De son côté Marc Lacasse en a fait une application au Québec
avec
le réseau TVA. Même s’il est trop tôt pour quantifier les résultats
parce qu’en ondes depuis peu, les commentaires positifs des franchisés
laissent présager le succès de cette nouvelle
visibilité.
Schéma du programme
court :
Contenu d’une émission mais qui ne dure
que 60 secondes, pas de logo, pas de marque mais un générique
d’ouverture et un générique de fermeture avec la signature de
l’annonceur ; durée totale : maximum 75 secondes
Ex. : Les opticiens Krys diffusés à TF1 :
Diffusion à
heure fixe au cours de la semaine dans le but de créer un rendez-vous
avec le téléspectateur, tout comme une émission
régulière
Enjeu : laisser deviner le regard de près de 300
personnalités connues du grand public
La nature du programme
court :
- Originalité du format : un maximum de
60 secondes de contenu original
- Des inédits (près
de 300 stars sur une période de 3 ans pour les opticiens
Krys)
- Exclusivité de produit garanti du
télédiffuseur
- Contenu exclusif et relatif à l’univers du
partenaire (pas d’humour et pas de fiction)
- Diffusion aux
heures de grande écoute
- Création d’un rendez-vous, i.e
diffusion toutes les semaines aux mêmes heures
- Fréquence du
même thème musical et de la même facture visuelle, afin que le
téléspectateur reconnaisse facilement l’émission
- Diffusion
de longue durée tout comme une émission régulière; en France, on va de
39 semaines à 52 semaines
- Condition incontournable :
diffusion en dehors des pauses publicitaires régulières pour se
distancer des bloques publicitaires
Les avantages du
programme court pour l’annonceur :
- Permet de
valoriser l’image de la marque
- S’approprie toutes les
valeurs induites du programme
- Nourrit la communication
- Se différencie de la concurrence avec une vision
innovatrice de la marque
- Enrichit le discours publicitaire
(le programme court s’ajoute à la publicité traditionnelle, ne la
remplace pas)
- Renforce la crédibilité de la marque
L’avantage pour le
télédiffuseur :
Augmentation de ses revenus en
autant que le programme court ne cannibalise pas ses revenus
publicitaires réguliers du même
annonceur.
Le cas Re/Max
est le produit du travail de Re/Max, Carat, TVA et Match
Rod.

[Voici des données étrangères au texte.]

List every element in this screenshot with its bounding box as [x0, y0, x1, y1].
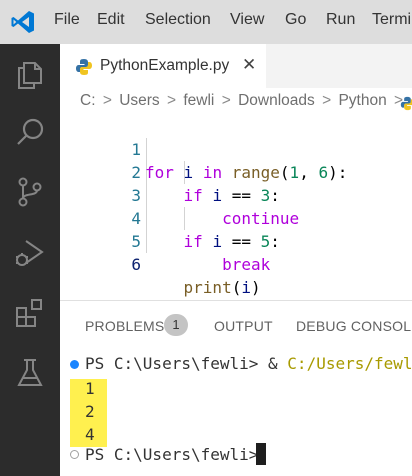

Re/Max cherche à se différencier de ses compétiteurs tout en
supportant ces vendeurs à travers le Québec.
Les plateformes
utilisées :
- le programme court à la
télévision
- l’internet avec liens à partir des sites RE/MAX
TVA LCN, TATV, et bienchezvous.ca ,
- un DVD,
à
la disposition des franchisés et des agents
Diffusion à heures
précises sur les réseaux ; par ex. à TVA : 9h57, 17h57 et
22h10 du lundi au dimanche, soit 21 diffusions par semaine pendant 36
semaines pour un total de 54 épisodes différentes.
Contenu :
plusieurs exemples viennent de vendeurs où des acheteurs
récents racontent leur expérience à la caméra dans leur nouvelle
maison, entourés de leur famille... donc des vraies histoires avec du
vrai monde qui passe bien à la caméra. Générique de début et de fin en
animation qui aide rapidement à identifier l’émission et l’histoire qui
raconte en quoi cette nouvelle maison fait le bonheur de ses récents
acheteurs. Re/Max est identifié dans les génériques mais pas dans
l’histoire
Conclusion
: déjà les franchisés et les agents sont extrêmement
heureux, enthousiastes et satisfaits. Ils apprécient notamment de se
distinguer des compétiteurs parce que ce faisant, Re/Max sort du cadre
de comparaisons tels que : plus d’agents pour vous servir, plus de
maisons vendues, etc.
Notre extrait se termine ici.